題目(6kyu)：

Count the number of Duplicates
Write a function that will return the count of distinct case-insensitive alphabetic >characters and numeric digits that occur more than once in the input string. The input >string can be assumed to contain only alphabets (both uppercase and lowercase) and >numeric digits.

Example
"abcde" -> 0 # no characters repeats more than once
"aabbcde" -> 2 # 'a' and 'b'
"aabBcde" -> 2 # 'a' occurs twice and 'b' twice (b and B)
"indivisibility" -> 1 # 'i' occurs six times
"Indivisibilities" -> 2 # 'i' occurs seven times and 's' occurs twice
"aA11" -> 2 # 'a' and '1'
"ABBA" -> 2 # 'A' and 'B' each occur twice

解題思路

題目理解：輸入字串text，返還其重複字元的種類數量。其中字母大小寫差異會被視作同一種字母，可假設text僅會輸入字母＆數字。

def duplicate_count(text):
    #使用string.upper()，將字母皆轉換為大寫保存
    string = text.upper()
    reslut = 0
    #使用set()來獲取所有字元種類，利用count()檢查字元在字串中的數量
    for character in set(string):
        if string.count(character)>1:
            reslut += 1
    return reslut 

string.upper() & string.lower()

由於字母大小寫需視為同一存在，故可使用upper()或lower()來統一字串大小寫。
可以留意到字串中的數字並不會因此被改變或使程式出現錯誤，同理可用在其他特殊字元上。

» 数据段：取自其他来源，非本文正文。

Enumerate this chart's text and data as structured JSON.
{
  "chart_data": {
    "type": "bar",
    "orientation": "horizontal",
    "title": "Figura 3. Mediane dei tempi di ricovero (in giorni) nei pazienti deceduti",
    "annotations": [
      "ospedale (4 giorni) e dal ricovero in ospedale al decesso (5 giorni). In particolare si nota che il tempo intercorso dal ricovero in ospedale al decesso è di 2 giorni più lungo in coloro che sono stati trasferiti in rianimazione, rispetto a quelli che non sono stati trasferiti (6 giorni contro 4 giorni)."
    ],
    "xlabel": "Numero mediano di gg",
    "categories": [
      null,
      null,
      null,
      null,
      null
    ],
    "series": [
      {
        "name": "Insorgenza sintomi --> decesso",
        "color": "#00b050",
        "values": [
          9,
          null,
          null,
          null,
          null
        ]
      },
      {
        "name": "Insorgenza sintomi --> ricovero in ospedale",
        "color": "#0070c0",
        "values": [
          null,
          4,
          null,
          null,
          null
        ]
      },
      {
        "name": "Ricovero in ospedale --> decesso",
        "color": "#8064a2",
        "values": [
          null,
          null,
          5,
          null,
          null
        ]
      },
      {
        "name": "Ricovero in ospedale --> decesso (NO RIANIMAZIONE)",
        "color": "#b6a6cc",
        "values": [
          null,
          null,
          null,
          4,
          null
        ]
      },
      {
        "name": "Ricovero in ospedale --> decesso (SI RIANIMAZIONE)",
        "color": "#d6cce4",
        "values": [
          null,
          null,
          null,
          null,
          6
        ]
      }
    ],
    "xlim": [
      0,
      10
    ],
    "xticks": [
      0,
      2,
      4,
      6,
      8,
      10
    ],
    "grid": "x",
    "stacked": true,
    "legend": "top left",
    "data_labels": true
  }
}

print("abcABC_123+=&".upper()) #輸出：ABCABC_123+=&
print("abcABC_123+=&".lower()) #輸出：abcabc_123+=&

此特性可以配合lower()用來刪選出其他非字母字元，如下示例：

def string_del_english_alphabet(text):
    reslut = ""
    for character in text :
        if character.upper() == character.lower():
            reslut += character
    return reslut

print(string_del_english_alphabet("abcABC_123+=&")) #輸出：_123+=&